Both cost about 400$ ,therefore price dont matters.

DrPop
04-16-14, 10:53 PM
Hi Conf,
Johnny Guru has a nice test on the LEPA G 1600W here (https://www.google.com/url?sa=t&rct=j&q=&esrc=s&source=web&cd=1&cad=rja&uact=8&ved=0CCgQFjAA&url=http%3A%2F%2Fwww.jonnyguru.com%2Fmodules.php%3 Fname%3DNDReviews%26op%3DStory%26reid%3D283&ei=jEBPU6ivDc-RyAS9xoH4DA&usg=AFQjCNHmYPXN_-F5txX-EAkGj41G3CuWEA&bvm=bv.64764171,d.aWw). Looks like he really liked that PSU. Couldn't find a review in English to read on the Dark Power Pro 10 1200W.

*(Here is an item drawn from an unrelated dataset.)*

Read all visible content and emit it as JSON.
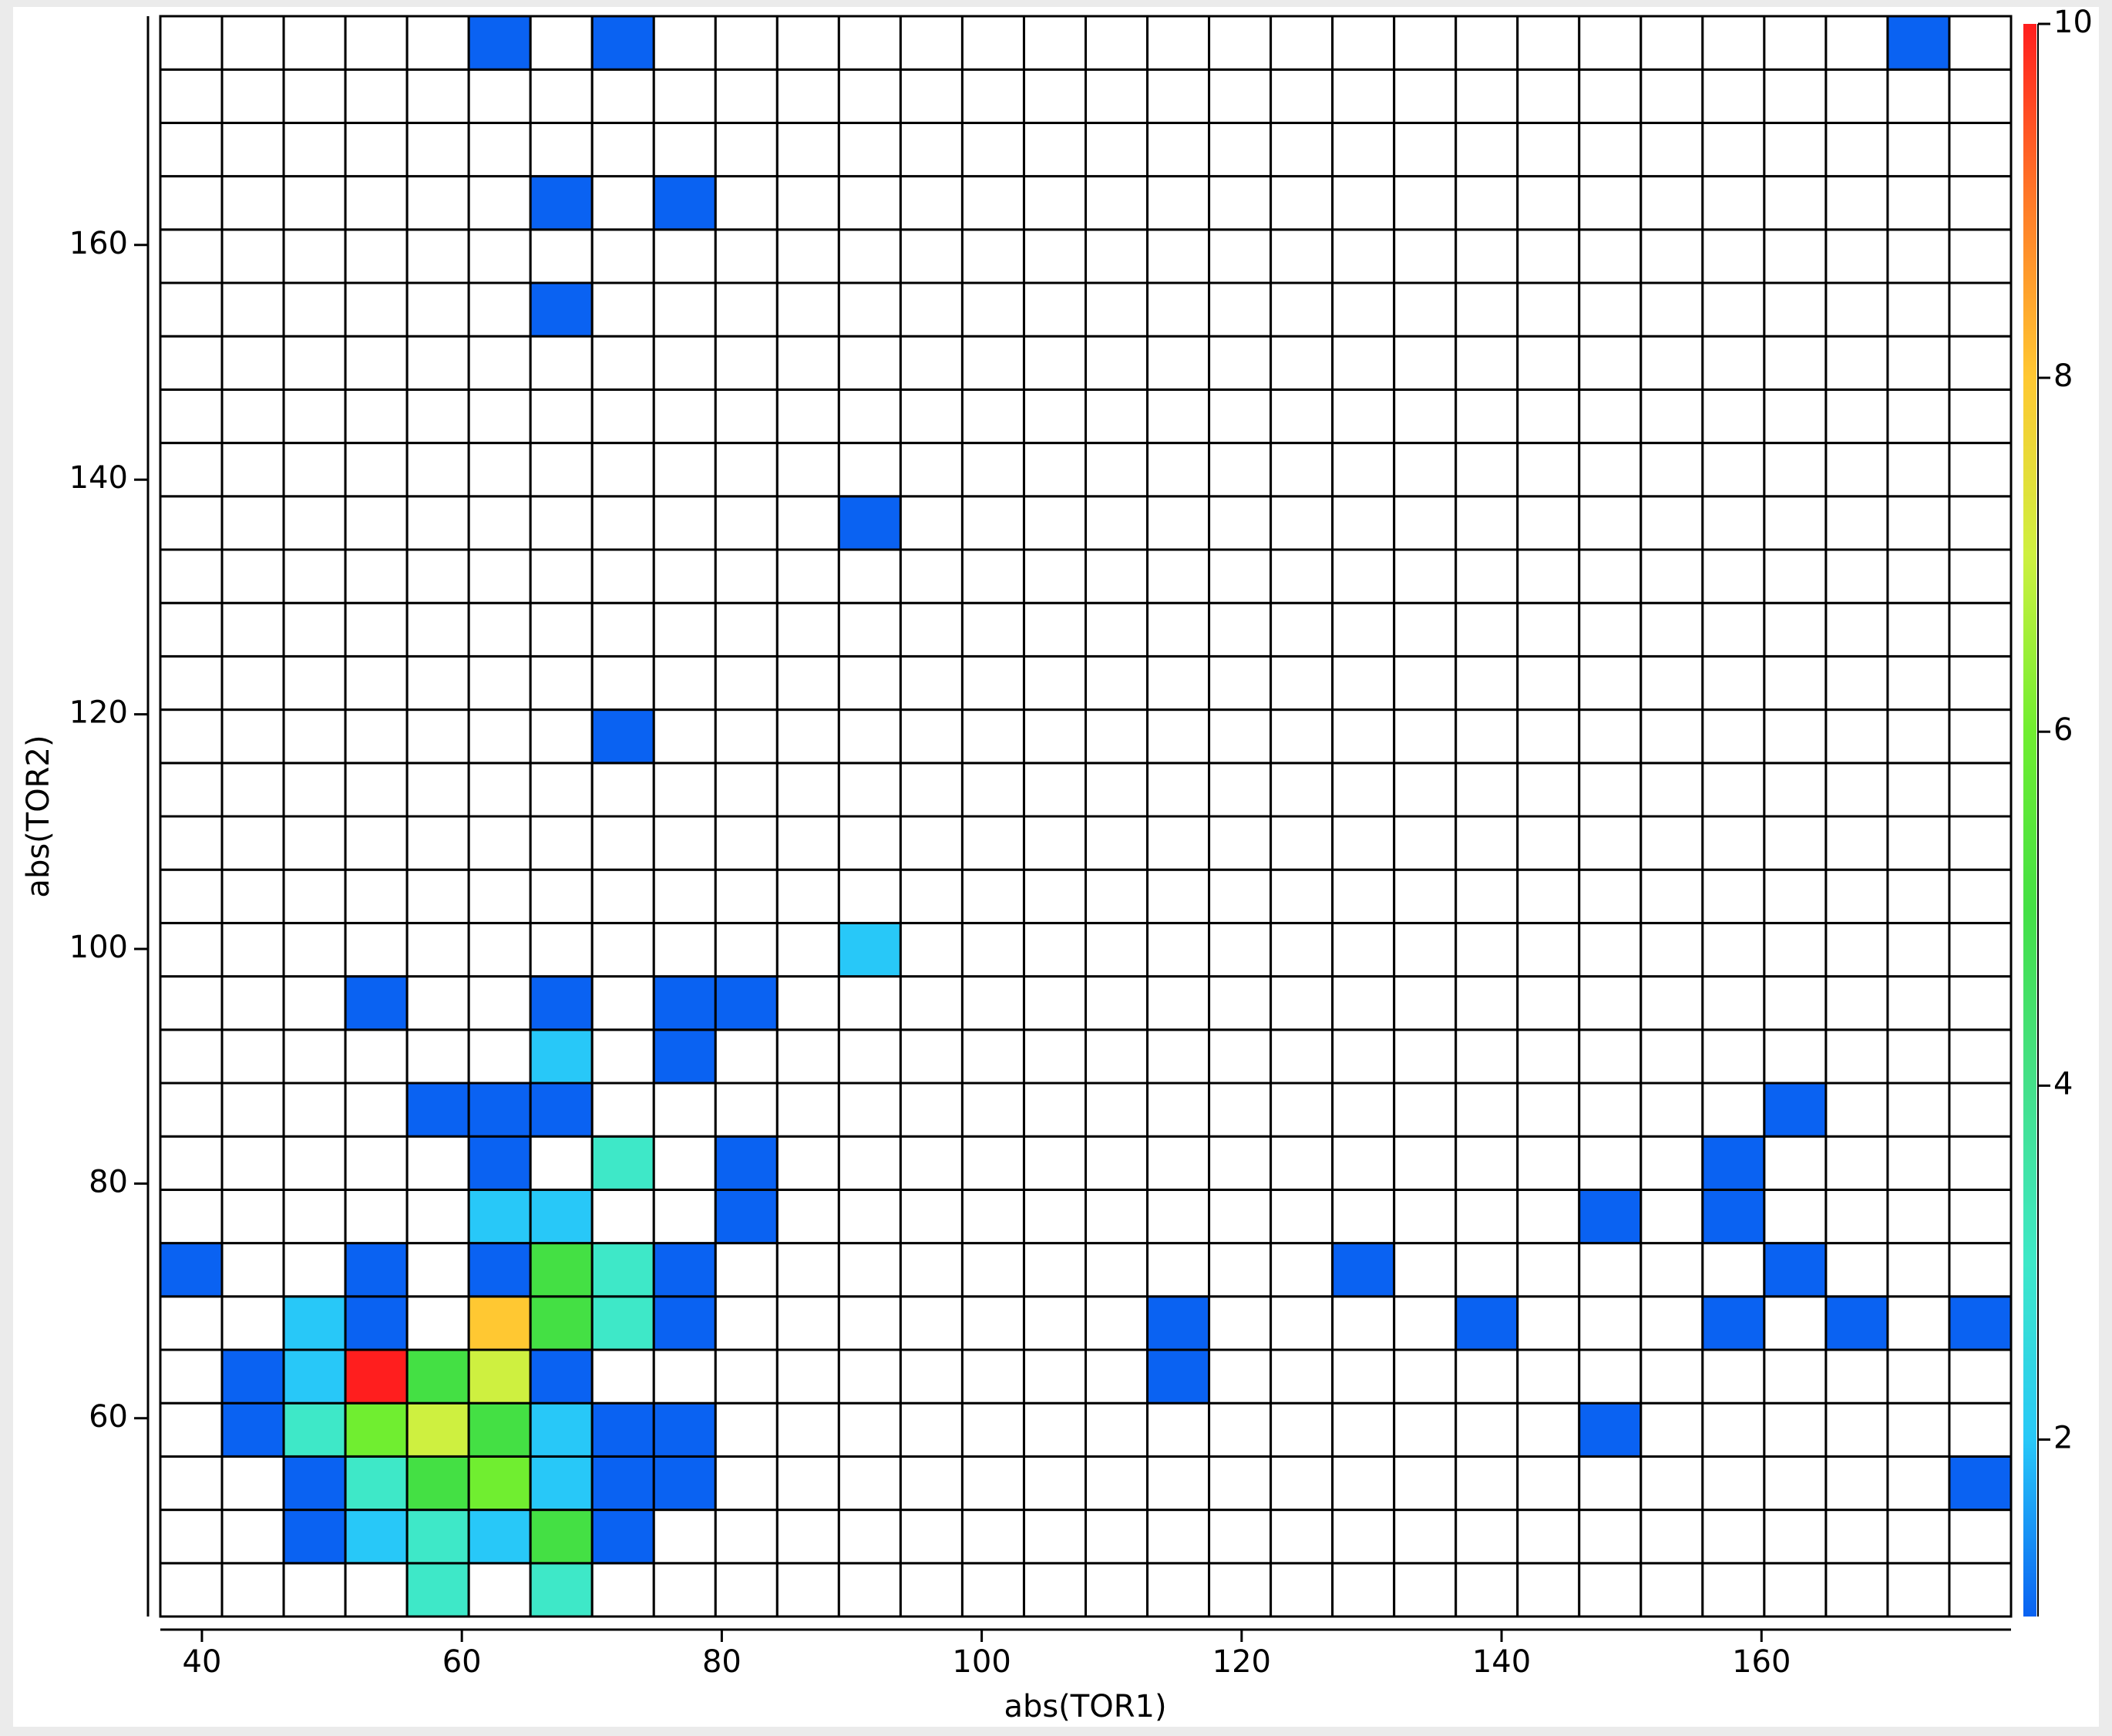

They are obviously nice PSUs, but $400? :confused: That is a serious chunk of change for a PSU! Is there anything somewhat less cost that you like, or are you just going for massive high end?

conf
04-19-14, 05:51 PM
I know they are running 24/7 so I always try to take the best of the proper Watt class.
They should run for years without any problems so I have some of them.
Mainboard and PSU and the case is nothing to look after your money.
In summer they have to run with 38 degrees Celsius and the best ones do this.

John P. Myers
06-16-15, 04:55 AM
Bump

Updated table - added Titanium

trigggl
06-16-15, 05:54 PM
Yeah, if you have 3 computers in a small home office (like me), you'll definitely notice a heat difference. Also, my budget billing electric payments have been going down every month since swapping my last generic PSU for a Gold.

DrPop
06-17-15, 01:05 PM
Yeah, if you have 3 computers in a small home office (like me), you'll definitely notice a heat difference. Also, my budget billing electric payments have been going down every month since swapping my last generic PSU for a Gold.

Take it from someone paying SoCal electric rates...you WILL notice a difference on 24/7 crunchers. :cool:

John P. Myers
06-21-15, 09:35 PM
Well, EVGA's new Titanium PSU is probably what i'm going to buy from now on. Price? Who cares. As i demonstrated in the first post, these things pay for themselves no problem. Overkill on the wattage? Who cares. It's still really efficient. Not having to replace a PSU for 10 years? Yes, please.

http://www.evga.com/Products/Product.aspx?pn=220-T2-1600-X1

Can be found a bit cheaper on Amazon.